Best KHL players of each month.

| Month | Goaltender | Defense | Forward | Rookie |
|---|---|---|---|---|
| September | RUS Stanislav Galimov (CSKA Moscow) | RUS Anton Belov (SKA St. Petersburg) | RUS Sergei Shirokov (Avangard Omsk) | RUS Vladislav Kamenev (Metallurg Magnitogorsk) |
| October | RUS Ivan Kasutin (Torpedo Nizhny Novgorod) | RUS Maxim Chudinov (SKA St. Petersburg) | RUS Artemy Panarin (SKA St. Petersburg) | RUS Ivan Nalimov (Admiral Vladivostok) |
| November | FIN Mikko Koskinen (Sibir Novosibirsk) | RUS Georgi Misharin (CSKA Moscow) | RUS Igor Grigorenko (CSKA Moscow) | RUS Pavel Koledov (HC Sochi) |
| December | CAN Michael Garnett (Traktor Chelyabinsk) | USA Nick Bailen (Dinamo Minsk) | RUS Dmitri Kugryshev (Sibir Novosibirsk) | RUS Damir Musin (Ak Bars Kazan) |
| January | RUS Alexander Lazushin (Dynamo Moscow) | RUS Alexei Semenov (Vityaz Podolsk) | RUS Mikhail Varnakov (Ak Bars Kazan) | RUS Vyacheslav Leshchenko (Atlant Moscow Oblast) |
| February | SWE Anders Nilsson (Ak Bars Kazan) | USA Deron Quint (Traktor Chelyabinsk) | CAN BLR Charles Linglet (Dinamo Minsk) | RUS Maxim Mamin (CSKA Moscow) |
| March | SWE Anders Nilsson (Ak Bars Kazan) | RUS Denis Denisov (CSKA Moscow) | RUS Alexander Radulov (CSKA Moscow) | RUS Kirill Semyonov (Avangard Omsk) |
| April | FIN Mikko Koskinen (SKA St.

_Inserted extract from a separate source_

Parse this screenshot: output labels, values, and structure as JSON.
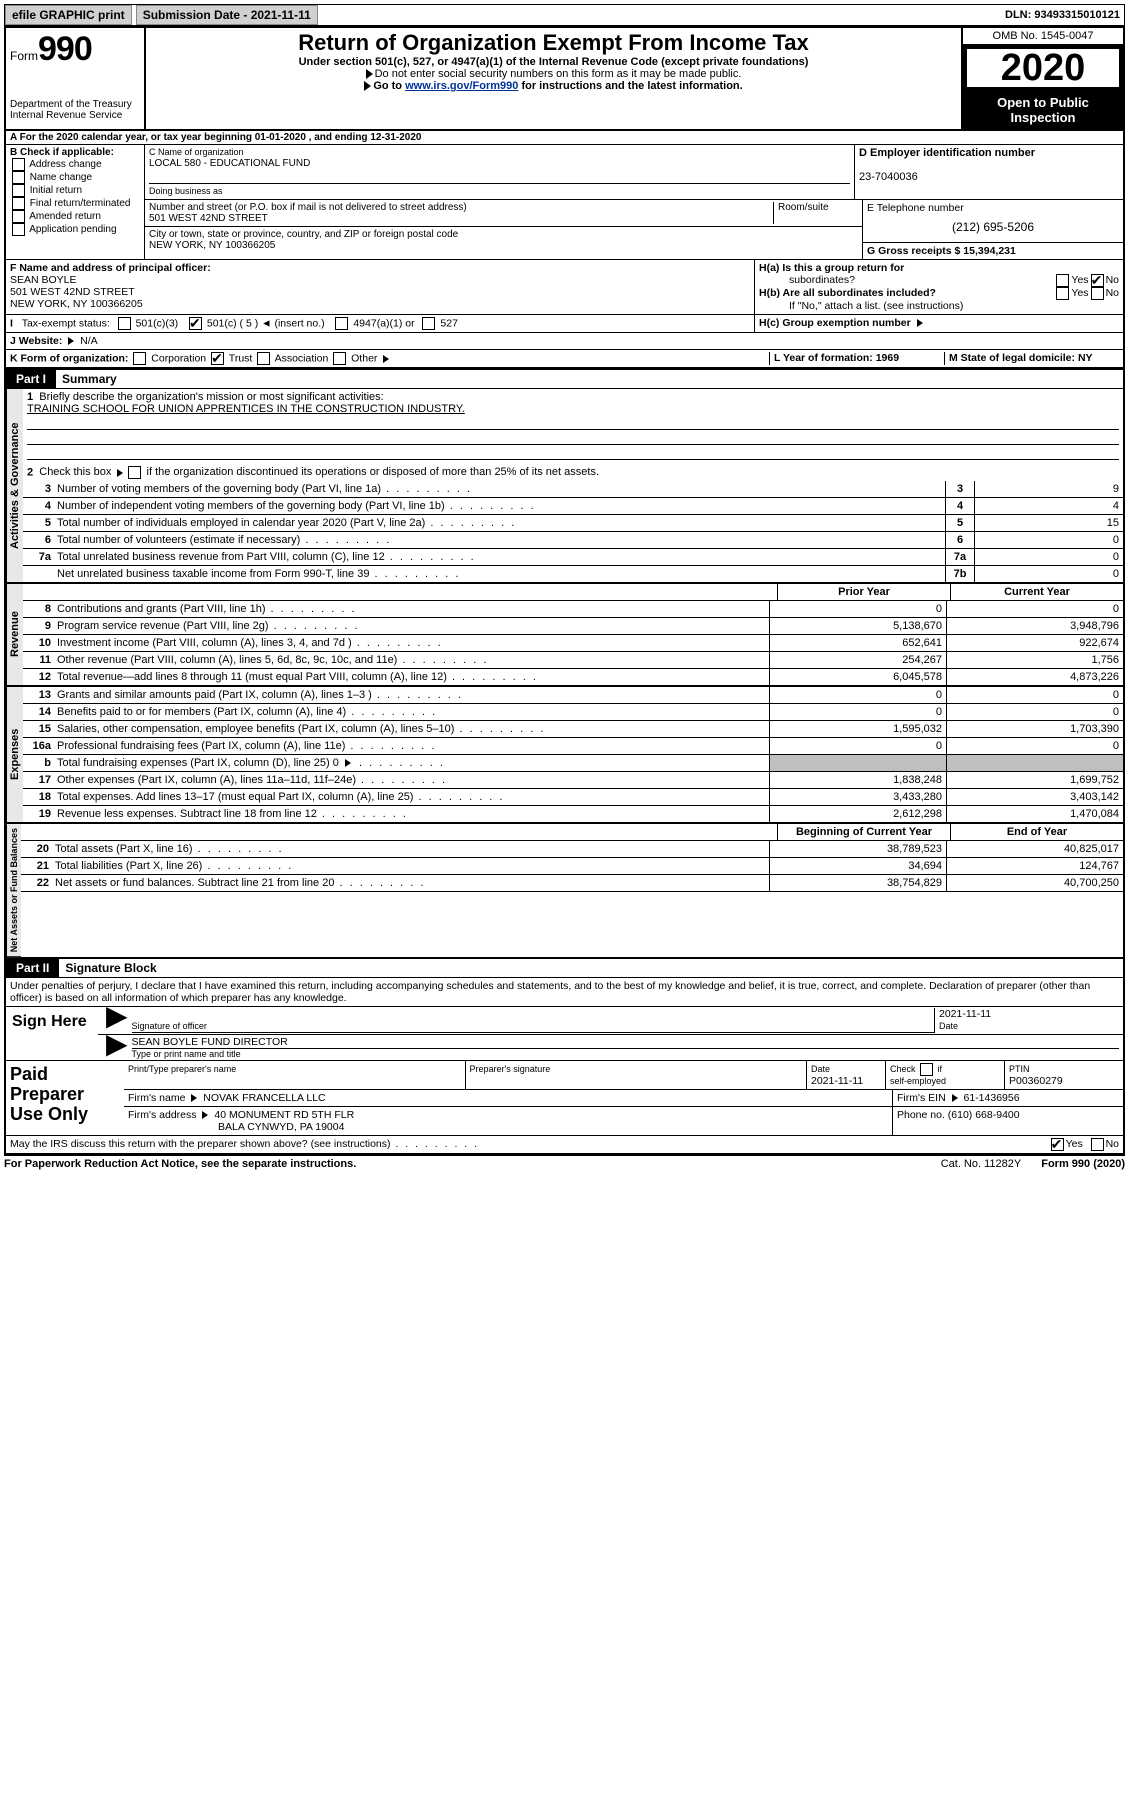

Petersburg) | RUS Maxim Chudinov (SKA St. Petersburg) | RUS Evgenii Dadonov (SKA St. Petersburg) | Not awarded |

==Milestones==

- On September 13, 2014, the Metallurg Magnitogorsk forward Sergei Mozyakin recorded his 400th KHL regular season career point. He became the first player in league history to reach this milestone.

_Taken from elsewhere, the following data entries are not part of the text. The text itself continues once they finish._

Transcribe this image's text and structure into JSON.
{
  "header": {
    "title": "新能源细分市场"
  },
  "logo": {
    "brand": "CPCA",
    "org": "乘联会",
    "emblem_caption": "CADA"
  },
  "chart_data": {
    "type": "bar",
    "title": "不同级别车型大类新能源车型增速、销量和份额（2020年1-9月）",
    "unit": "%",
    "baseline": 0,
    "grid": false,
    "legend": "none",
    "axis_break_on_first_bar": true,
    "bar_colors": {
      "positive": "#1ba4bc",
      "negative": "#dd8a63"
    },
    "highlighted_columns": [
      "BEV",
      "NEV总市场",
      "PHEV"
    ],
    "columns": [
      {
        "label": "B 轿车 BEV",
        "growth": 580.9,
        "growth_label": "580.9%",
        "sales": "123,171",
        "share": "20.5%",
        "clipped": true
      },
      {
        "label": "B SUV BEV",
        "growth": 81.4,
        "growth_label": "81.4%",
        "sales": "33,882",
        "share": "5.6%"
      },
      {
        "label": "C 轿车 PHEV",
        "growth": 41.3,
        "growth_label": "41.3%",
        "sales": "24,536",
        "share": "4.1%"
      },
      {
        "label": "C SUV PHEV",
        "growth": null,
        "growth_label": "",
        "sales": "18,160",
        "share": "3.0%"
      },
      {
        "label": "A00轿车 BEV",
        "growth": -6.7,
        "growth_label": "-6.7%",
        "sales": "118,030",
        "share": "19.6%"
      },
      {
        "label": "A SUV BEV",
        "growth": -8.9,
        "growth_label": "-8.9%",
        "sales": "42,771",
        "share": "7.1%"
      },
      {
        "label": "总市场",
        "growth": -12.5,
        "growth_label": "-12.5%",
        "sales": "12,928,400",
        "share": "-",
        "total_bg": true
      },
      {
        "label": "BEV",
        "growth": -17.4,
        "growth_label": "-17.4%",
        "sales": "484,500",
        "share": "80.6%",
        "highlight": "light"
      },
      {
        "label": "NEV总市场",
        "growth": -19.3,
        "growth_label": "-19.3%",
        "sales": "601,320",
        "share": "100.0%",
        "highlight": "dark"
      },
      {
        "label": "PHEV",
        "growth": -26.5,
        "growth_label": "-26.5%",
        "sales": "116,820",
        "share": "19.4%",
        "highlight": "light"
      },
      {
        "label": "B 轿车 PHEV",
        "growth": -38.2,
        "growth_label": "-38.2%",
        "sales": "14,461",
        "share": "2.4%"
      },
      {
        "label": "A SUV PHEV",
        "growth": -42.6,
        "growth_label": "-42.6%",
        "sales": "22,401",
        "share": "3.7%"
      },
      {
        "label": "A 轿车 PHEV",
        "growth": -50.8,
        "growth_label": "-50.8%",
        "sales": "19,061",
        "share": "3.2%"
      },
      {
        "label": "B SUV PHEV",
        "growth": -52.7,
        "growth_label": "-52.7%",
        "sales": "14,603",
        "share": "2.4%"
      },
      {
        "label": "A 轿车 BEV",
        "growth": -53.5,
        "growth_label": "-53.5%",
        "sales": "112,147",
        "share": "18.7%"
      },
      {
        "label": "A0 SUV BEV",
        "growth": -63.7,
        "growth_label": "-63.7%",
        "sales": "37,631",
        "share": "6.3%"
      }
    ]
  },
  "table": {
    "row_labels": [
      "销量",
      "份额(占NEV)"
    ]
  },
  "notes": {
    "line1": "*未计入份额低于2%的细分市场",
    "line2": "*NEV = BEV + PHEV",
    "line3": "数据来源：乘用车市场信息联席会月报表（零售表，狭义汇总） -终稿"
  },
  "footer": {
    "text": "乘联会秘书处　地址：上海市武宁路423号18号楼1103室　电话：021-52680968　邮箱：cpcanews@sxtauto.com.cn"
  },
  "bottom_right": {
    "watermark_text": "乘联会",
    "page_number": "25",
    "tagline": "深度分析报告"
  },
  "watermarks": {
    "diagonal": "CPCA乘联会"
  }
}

- On September 24, 2014, the Metallurg Magnitogorsk forward Danis Zaripov recorded his 300th KHL regular season career point. He became the third player in league history to reach this milestone.
- On October 5, 2014, Ak Bars Kazan coach Zinetula Bilyaletdinov coached his 800th career game in Russian championships.
- On October 6, 2014, Torpedo Nizhny Novgorod forward Wojtek Wolski set a new league record for the fastest hat-trick in the game against Sibir Novosibirsk scoring in 1 minute 46 seconds.
- On February 18, 2015, Jokerit forward Steve Moses scored his 36th goal against Atlant Moscow Oblast and broke the league record for the most goals scored during one season.